Home Optical Knowledge
Laser beams 2023-12-17
Definition:
A beam of light traveling in one direction.

In most cases, the light radiated by a laser is a laser beam. That is, the radiation beam propagates in a specific direction, and the optical power is concentrated on a small area of several square millimeters.
The laser beam is very close to the Gaussian beam. The cross-section of the Gaussian beam intensity can be described by the Gaussian equation, and its width will change in the propagation direction. The size of a beam changes very little when it is very wide, whereas the size of a tightly focused beam changes very quickly.


Figure 1: Electric field distribution near the focus of a Gaussian beam. Here the beam radius is slightly larger than the wavelength and the beam divergence angle is large.

Typically laser beams have high spatial coherence and therefore high beam quality. Therefore, the laser beam has good focusing performance and can form a collimated beam with a very low beam divergence angle.
The optical bandwidth of a laser beam is usually small and therefore the temporal coherence is high. One disadvantage of high coherence is the tendency to form mottled patterns.

The power of a laser beam is almost constant when propagating in transparent media, but will attenuate rapidly in absorbing or scattering media. Non-isotropic media (where the refractive index of the medium changes locally) can also distort the shape of the laser beam.

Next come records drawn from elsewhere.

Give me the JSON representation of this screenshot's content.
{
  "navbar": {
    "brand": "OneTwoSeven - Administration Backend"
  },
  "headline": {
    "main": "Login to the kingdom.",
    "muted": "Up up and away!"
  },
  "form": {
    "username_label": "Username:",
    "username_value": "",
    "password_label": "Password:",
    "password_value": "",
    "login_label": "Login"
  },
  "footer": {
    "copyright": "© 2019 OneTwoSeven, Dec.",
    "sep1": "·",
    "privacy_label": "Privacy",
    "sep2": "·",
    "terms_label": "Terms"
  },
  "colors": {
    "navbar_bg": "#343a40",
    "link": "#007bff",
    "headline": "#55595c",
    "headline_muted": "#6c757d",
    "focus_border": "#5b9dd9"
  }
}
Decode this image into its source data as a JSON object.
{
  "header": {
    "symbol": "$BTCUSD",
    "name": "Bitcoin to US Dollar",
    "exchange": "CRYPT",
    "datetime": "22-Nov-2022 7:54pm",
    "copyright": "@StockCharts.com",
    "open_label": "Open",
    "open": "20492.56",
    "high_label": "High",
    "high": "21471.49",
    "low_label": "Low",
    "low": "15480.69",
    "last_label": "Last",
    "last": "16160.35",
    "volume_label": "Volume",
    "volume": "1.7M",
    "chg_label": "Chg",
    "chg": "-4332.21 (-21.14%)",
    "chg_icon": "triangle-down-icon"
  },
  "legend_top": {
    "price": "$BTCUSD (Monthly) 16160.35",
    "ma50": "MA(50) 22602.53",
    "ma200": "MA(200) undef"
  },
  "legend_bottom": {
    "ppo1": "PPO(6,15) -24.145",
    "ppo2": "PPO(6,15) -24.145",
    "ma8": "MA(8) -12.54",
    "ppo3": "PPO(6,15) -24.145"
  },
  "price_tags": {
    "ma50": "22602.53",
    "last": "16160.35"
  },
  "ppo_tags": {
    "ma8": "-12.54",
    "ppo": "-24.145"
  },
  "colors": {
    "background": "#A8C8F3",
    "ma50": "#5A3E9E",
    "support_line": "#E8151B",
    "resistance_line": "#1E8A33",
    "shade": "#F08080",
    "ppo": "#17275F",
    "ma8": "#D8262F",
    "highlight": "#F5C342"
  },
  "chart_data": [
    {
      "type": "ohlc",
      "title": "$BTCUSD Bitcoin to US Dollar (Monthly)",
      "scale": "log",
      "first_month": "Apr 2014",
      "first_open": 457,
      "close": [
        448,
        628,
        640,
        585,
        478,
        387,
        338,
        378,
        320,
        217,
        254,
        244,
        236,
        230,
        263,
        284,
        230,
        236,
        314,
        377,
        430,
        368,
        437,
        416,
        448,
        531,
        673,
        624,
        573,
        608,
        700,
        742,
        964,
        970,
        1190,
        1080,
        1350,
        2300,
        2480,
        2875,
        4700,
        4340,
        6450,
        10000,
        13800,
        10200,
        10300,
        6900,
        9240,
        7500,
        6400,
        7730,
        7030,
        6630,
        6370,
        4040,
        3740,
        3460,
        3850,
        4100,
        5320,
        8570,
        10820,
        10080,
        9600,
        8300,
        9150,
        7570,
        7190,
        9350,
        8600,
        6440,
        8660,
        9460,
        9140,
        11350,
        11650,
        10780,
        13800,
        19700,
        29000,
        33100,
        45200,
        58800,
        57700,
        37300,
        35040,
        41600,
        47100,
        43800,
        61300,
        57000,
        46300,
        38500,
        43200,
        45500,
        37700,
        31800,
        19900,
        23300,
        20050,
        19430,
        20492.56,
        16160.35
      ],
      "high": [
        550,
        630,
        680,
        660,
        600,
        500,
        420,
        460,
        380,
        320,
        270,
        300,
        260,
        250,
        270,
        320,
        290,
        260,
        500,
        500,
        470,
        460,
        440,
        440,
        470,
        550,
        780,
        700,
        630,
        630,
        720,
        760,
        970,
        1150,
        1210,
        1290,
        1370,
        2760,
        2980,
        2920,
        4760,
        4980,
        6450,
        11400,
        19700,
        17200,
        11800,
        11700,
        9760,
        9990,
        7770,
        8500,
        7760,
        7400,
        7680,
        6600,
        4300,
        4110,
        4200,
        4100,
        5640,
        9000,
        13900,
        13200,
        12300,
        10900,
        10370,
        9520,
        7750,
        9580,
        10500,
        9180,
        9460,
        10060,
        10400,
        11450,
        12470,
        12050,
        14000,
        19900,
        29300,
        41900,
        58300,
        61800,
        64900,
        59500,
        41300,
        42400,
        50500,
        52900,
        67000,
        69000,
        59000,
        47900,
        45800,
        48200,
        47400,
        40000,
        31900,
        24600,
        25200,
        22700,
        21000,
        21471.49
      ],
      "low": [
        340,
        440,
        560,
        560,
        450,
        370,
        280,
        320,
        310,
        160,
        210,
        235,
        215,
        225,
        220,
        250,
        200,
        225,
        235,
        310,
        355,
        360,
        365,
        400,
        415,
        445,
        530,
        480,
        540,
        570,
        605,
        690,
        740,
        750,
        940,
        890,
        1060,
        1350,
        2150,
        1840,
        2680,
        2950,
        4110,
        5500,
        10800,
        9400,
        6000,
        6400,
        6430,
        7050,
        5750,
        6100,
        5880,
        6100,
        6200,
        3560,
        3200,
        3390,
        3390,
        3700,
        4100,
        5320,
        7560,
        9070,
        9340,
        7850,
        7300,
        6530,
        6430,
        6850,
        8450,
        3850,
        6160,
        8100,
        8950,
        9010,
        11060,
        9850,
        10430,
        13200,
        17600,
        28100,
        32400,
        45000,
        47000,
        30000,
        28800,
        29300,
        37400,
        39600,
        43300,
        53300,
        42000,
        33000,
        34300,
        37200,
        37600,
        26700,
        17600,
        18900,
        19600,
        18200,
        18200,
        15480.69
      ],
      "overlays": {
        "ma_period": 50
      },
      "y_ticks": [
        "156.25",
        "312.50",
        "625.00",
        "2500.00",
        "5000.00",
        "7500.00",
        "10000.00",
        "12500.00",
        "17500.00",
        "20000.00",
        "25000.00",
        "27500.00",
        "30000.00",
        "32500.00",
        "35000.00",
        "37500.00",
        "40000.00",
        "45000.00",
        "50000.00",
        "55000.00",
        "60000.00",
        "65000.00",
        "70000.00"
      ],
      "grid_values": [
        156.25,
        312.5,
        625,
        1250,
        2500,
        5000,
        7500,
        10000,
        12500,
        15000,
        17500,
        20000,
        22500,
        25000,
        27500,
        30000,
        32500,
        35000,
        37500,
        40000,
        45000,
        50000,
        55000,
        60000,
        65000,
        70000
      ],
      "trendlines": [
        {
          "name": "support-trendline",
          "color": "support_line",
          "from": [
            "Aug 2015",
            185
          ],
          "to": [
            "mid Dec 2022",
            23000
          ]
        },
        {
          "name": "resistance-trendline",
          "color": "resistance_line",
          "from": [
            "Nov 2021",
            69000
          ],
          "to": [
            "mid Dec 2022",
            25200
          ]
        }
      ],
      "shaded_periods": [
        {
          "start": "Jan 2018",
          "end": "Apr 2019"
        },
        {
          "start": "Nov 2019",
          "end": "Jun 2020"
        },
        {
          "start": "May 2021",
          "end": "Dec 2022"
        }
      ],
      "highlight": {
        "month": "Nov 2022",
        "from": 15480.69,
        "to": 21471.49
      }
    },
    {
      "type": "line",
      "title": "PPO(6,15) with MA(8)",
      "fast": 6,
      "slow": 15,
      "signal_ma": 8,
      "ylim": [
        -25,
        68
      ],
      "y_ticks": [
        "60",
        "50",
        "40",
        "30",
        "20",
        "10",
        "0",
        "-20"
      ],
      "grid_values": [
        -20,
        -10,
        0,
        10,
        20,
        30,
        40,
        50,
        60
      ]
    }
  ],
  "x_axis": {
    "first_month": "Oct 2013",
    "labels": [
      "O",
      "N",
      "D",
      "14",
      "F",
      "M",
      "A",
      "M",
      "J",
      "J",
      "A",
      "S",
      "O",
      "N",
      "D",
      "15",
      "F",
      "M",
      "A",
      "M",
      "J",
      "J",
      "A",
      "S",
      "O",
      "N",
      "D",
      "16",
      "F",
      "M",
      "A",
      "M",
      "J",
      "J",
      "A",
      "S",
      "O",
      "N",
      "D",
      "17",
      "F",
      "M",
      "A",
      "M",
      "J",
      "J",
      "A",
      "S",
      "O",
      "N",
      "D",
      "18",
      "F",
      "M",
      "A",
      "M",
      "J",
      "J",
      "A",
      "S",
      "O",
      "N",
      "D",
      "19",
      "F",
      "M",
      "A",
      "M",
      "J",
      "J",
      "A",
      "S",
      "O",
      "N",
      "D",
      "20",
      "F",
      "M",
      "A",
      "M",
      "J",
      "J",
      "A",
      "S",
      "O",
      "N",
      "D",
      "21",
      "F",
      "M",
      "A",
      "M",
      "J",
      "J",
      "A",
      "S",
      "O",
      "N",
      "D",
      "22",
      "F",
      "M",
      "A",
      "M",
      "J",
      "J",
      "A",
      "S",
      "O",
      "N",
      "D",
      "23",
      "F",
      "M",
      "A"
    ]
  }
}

This may be caused by thermal effects caused by thermal lenses in the gain medium.
Some lasers operate in continuous mode, but the laser beam consists of a series of pulses, typically millions or even billions of pulses per second (see Pulse Repetition Rate).
Most laser beams are linearly polarized, that is, the electric field oscillates in a direction perpendicular to the direction of propagation. The polarization state of the laser radiated by some lasers is uncertain.

A sufficiently powerful visible laser beam is visible when traveling through the air. Because the light beam propagates in the air and is scattered by dust particles and density fluctuations, the scattered light reaches the eye, so the light beam is visible.
When a laser beam is directed at a diffusely scattering object, such as a white screen, a brighter point is seen on the screen because most of the light power is scattered to this one point.